Multiple Phase II trials of Ang-(1-7) infusion in heart failure patients showed significant improvements in cardiac output, reductions in pulmonary wedge pressure, and improvements in natriuretic peptide levels. TXA127 (an Ang-(1-7) formulation) showed positive Phase II results for cancer therapy-associated anemia and neutropenia. The RACE trial (Ramos et al) in Brazilian patients with heart failure showed improved exercise capacity and reduced BNP with Ang-(1-7) infusion.
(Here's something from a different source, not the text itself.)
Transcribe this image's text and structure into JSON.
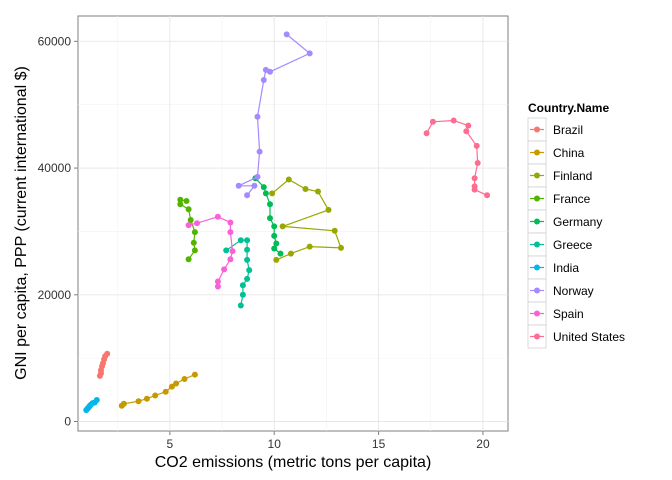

Ang-(1-7) preserves skeletal muscle mass in cancer cachexia models by activating MAS receptors on muscle cells, increasing Akt/mTOR signaling and reducing atrophy-promoting FoxO and atrogin-1 expression. Phase II data from University of Virginia showed Ang-(1-7) significantly prevented lean mass loss and maintained physical function in cancer patients undergoing chemotherapy, a remarkable result for a non-anabolic non-GH mechanism.

Ang-(1-7) improves insulin sensitivity by increasing glucose uptake in skeletal muscle via MAS/NO/PI3K signaling and reducing adipose tissue inflammation. In diabetic nephropathy models, Ang-(1-7) reduces glomerular filtration decline, proteinuria, and tubular fibrosis. The combination of insulin sensitization and renal protection makes Ang-(1-7) particularly relevant in cardiometabolic disease.